A police measure of citywide gunplay showed a slight rise in the number of incidents last year, the first time that's happened in at least five years, according to new analysis from the Minneapolis Police Department.

The finding, released Tuesday in a city report, said police responded to 1,335 incidents involving guns last year. The police took that count by searching their records for all incidents in which a person was shot or shot at, reported a gunshot wound, reported the discharge of a weapon, or otherwise reported that a gun was used.

The rise amounts to a 3.4 percent increase over the previous year, when 1,290 such incidents were reported. That number stood at 1,978 in 2007 and had been steadily dropping until last year.

News of the rise comes one week after President Obama stopped in Minneapolis to praise local efforts to reduce gun violence.

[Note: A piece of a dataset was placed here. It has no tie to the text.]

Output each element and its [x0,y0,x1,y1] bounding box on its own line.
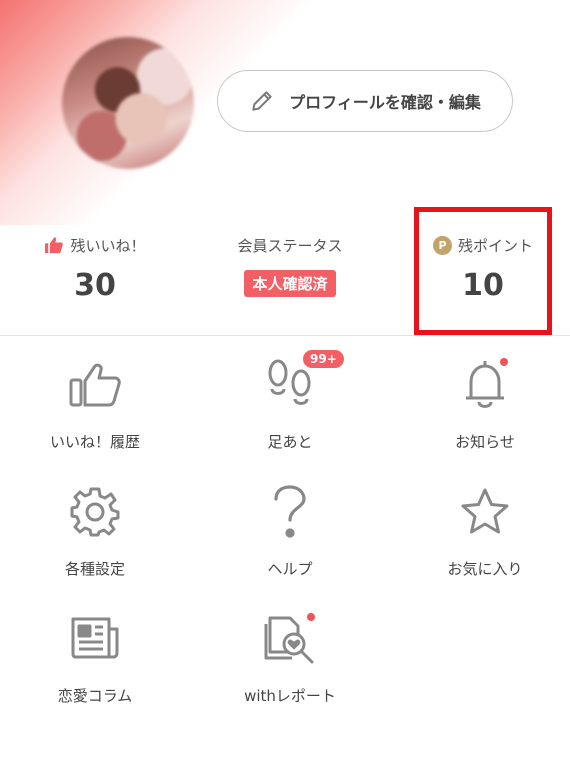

More broadly, serious crime rose in Minneapolis last year for the third consecutive year. The number of people shot remained nearly unchanged from a year ago, with 220 reported in 2012 compared to 221 in 2011.

Those numbers do not equal the number of homicides reported in the city since many of those victims survived. The city saw 391 people shot in 2006, with the number of victims mostly falling since then.

Faced with a rise in serious crime in the past three years, city officials have emphasized that overall crime levels remain at historic lows, with overall violent crime (a subset of serious crime) at its second-lowest level since 1983.